Namau - Marriage and Family



Marriage. Traditionally, Namau marriages were polygynous and marriages were often arranged while the potential spouses were still quite young. Wife stealing was also not uncommon and was a source of conflict that led easily to open hostilities between groups. Bride-wealth was required, and postmarital residence was patrilocal. Wife exchange appears to have been common in traditional Namau society. Divorce does not appear to have been an option for women, and husbands were held to be fully within their rights in beating their wives. Relationships among cowives were frequently not peaceful. Among the other social and cultural changes occurring by the 1950s was a dissolution of the old marriage system and its connections with the descent system. Nowadays Individuals have much freedom in contracting marriages and the nuclear family is of central importance.

Domestic Unit.
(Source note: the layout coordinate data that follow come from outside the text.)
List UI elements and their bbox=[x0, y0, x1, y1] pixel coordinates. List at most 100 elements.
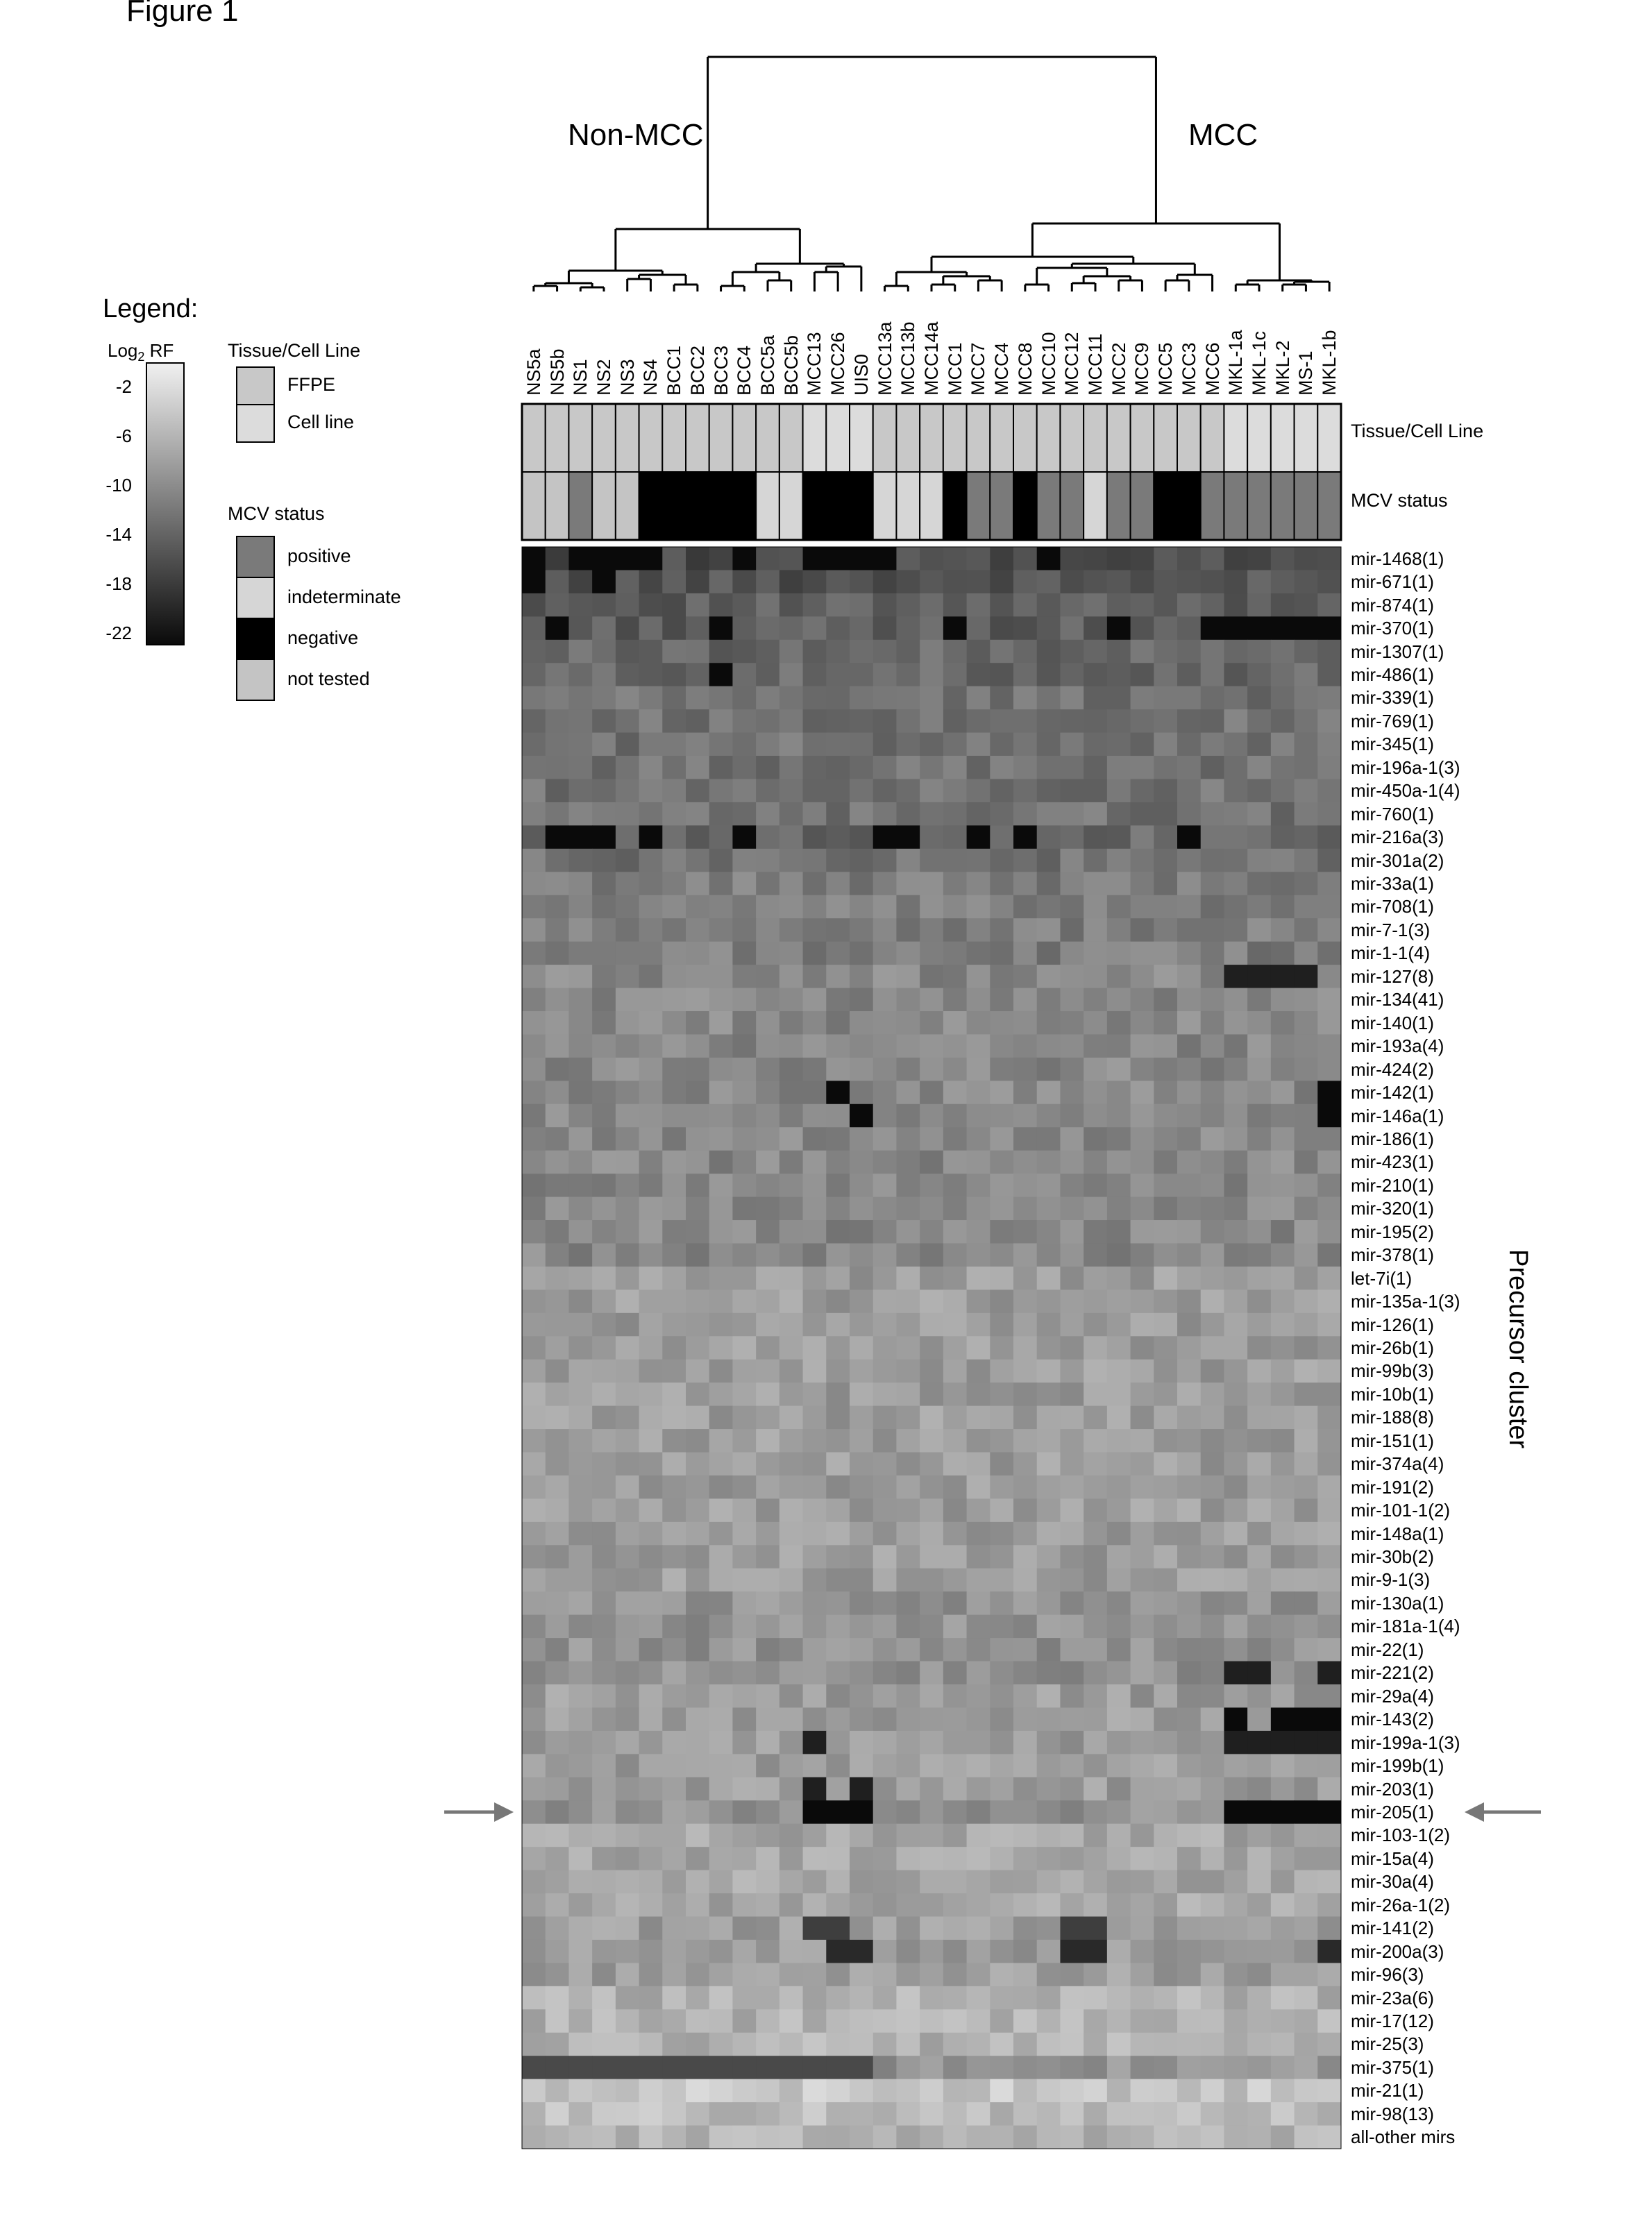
heatmap-cell bbox=[1270, 1010, 1295, 1035]
heatmap-cell bbox=[873, 2056, 897, 2080]
heatmap-cell bbox=[943, 1684, 968, 1708]
heatmap-cell bbox=[1084, 1475, 1108, 1499]
heatmap-cell bbox=[920, 756, 944, 779]
heatmap-cell bbox=[779, 1545, 804, 1569]
heatmap-cell bbox=[522, 1220, 546, 1244]
heatmap-cell bbox=[1036, 1521, 1061, 1546]
heatmap-cell bbox=[802, 1174, 827, 1198]
heatmap-cell bbox=[1084, 1127, 1108, 1151]
heatmap-cell bbox=[568, 1220, 593, 1244]
heatmap-cell bbox=[1177, 2102, 1202, 2126]
heatmap-cell bbox=[779, 988, 804, 1012]
heatmap-cell bbox=[943, 1312, 968, 1337]
heatmap-cell bbox=[920, 848, 944, 872]
heatmap-cell bbox=[1130, 1638, 1154, 1662]
heatmap-cell bbox=[873, 1730, 897, 1754]
heatmap-cell bbox=[1106, 1382, 1131, 1407]
heatmap-cell bbox=[826, 1777, 850, 1801]
heatmap-cell bbox=[1154, 1127, 1178, 1151]
heatmap-cell bbox=[850, 1614, 874, 1639]
heatmap-cell bbox=[850, 895, 874, 919]
heatmap-cell bbox=[779, 1754, 804, 1778]
heatmap-cell bbox=[1084, 616, 1108, 641]
heatmap-cell bbox=[1294, 1591, 1318, 1616]
heatmap-cell bbox=[568, 1707, 593, 1732]
heatmap-cell bbox=[850, 1754, 874, 1778]
heatmap-cell bbox=[756, 1823, 780, 1847]
row-label: mir-423(1) bbox=[1351, 1151, 1434, 1173]
heatmap-cell bbox=[592, 593, 616, 617]
heatmap-cell bbox=[568, 1986, 593, 2010]
heatmap-cell bbox=[686, 1545, 710, 1569]
tissue-cell bbox=[1270, 403, 1295, 473]
heatmap-cell bbox=[873, 1847, 897, 1871]
heatmap-cell bbox=[1036, 686, 1061, 710]
mcv-cell bbox=[661, 471, 686, 541]
heatmap-cell bbox=[545, 1545, 569, 1569]
heatmap-cell bbox=[920, 1707, 944, 1732]
heatmap-cell bbox=[1060, 756, 1084, 779]
heatmap-cell bbox=[896, 1638, 920, 1662]
heatmap-cell bbox=[639, 848, 663, 872]
heatmap-cell bbox=[1270, 1800, 1295, 1825]
heatmap-cell bbox=[1130, 1475, 1154, 1499]
heatmap-cell bbox=[686, 988, 710, 1012]
heatmap-cell bbox=[592, 1382, 616, 1407]
heatmap-cell bbox=[1084, 1638, 1108, 1662]
heatmap-cell bbox=[779, 1707, 804, 1732]
heatmap-cell bbox=[1084, 941, 1108, 965]
heatmap-cell bbox=[615, 1336, 640, 1360]
heatmap-cell bbox=[1317, 1545, 1342, 1569]
heatmap-cell bbox=[850, 1800, 874, 1825]
heatmap-cell bbox=[568, 848, 593, 872]
heatmap-cell bbox=[568, 1963, 593, 1987]
heatmap-cell bbox=[662, 1127, 686, 1151]
heatmap-cell bbox=[850, 1893, 874, 1918]
heatmap-cell bbox=[1224, 2009, 1248, 2033]
row-label: mir-200a(3) bbox=[1351, 1940, 1444, 1962]
heatmap-cell bbox=[1106, 2125, 1131, 2149]
heatmap-cell bbox=[920, 2102, 944, 2126]
heatmap-cell bbox=[1036, 2009, 1061, 2033]
heatmap-cell bbox=[639, 1893, 663, 1918]
heatmap-cell bbox=[568, 1057, 593, 1081]
heatmap-cell bbox=[826, 1870, 850, 1894]
heatmap-cell bbox=[662, 1800, 686, 1825]
heatmap-cell bbox=[1084, 918, 1108, 942]
heatmap-cell bbox=[1270, 918, 1295, 942]
heatmap-cell bbox=[1154, 2056, 1178, 2080]
heatmap-cell bbox=[1200, 1777, 1224, 1801]
heatmap-cell bbox=[779, 1730, 804, 1754]
heatmap-cell bbox=[568, 593, 593, 617]
heatmap-cell bbox=[1084, 779, 1108, 803]
heatmap-cell bbox=[1270, 2032, 1295, 2056]
heatmap-cell bbox=[1130, 1870, 1154, 1894]
heatmap-cell bbox=[1270, 1963, 1295, 1987]
heatmap-cell bbox=[522, 2056, 546, 2080]
heatmap-cell bbox=[896, 918, 920, 942]
heatmap-cell bbox=[639, 2032, 663, 2056]
heatmap-cell bbox=[522, 2032, 546, 2056]
heatmap-cell bbox=[850, 1684, 874, 1708]
heatmap-cell bbox=[896, 825, 920, 849]
heatmap-cell bbox=[873, 1521, 897, 1546]
heatmap-cell bbox=[756, 1034, 780, 1058]
heatmap-cell bbox=[1084, 1521, 1108, 1546]
heatmap-cell bbox=[1130, 1312, 1154, 1337]
heatmap-cell bbox=[662, 802, 686, 826]
heatmap-cell bbox=[1084, 1591, 1108, 1616]
heatmap-cell bbox=[802, 1382, 827, 1407]
heatmap-cell bbox=[826, 1429, 850, 1453]
heatmap-cell bbox=[1060, 593, 1084, 617]
heatmap-cell bbox=[522, 1823, 546, 1847]
column-label: MCC13 bbox=[804, 332, 825, 396]
heatmap-cell bbox=[1130, 1916, 1154, 1940]
heatmap-cell bbox=[873, 1800, 897, 1825]
heatmap-cell bbox=[756, 1777, 780, 1801]
heatmap-cell bbox=[1224, 2125, 1248, 2149]
heatmap-cell bbox=[779, 1986, 804, 2010]
heatmap-cell bbox=[966, 616, 991, 641]
heatmap-cell bbox=[873, 1545, 897, 1569]
tissue-cell bbox=[708, 403, 734, 473]
heatmap-cell bbox=[615, 965, 640, 989]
In the past cowives shared a single dwelling, but each had her own partitioned section in which she and her young children ate and slept. Women worked in their own gardens and cooked for their own children. In recent decades, the nuclear family has become a residential and work unit.

Inheritance. Heritable property passes from parents to children, with sons inheriting their fathers' shell ornaments, canoes, pigs, and dogs, and daughters their mothers' tools and personal effects.

Socialization. During their early years, children are largely cared for and disciplined by their mothers. In the past, a series of initiation rites served as the vehicle by which older children, especially boys, were taught the skills, practices, and lore of adulthood. At about 8 years of age boys were taken on a journey upriver to be initiated into the Totemic groups of their patrilineal clans. At about 13, boys of the same patrician underwent a period of seclusion and Ceremony in a specially built ravi, after which they took on the status of warriors.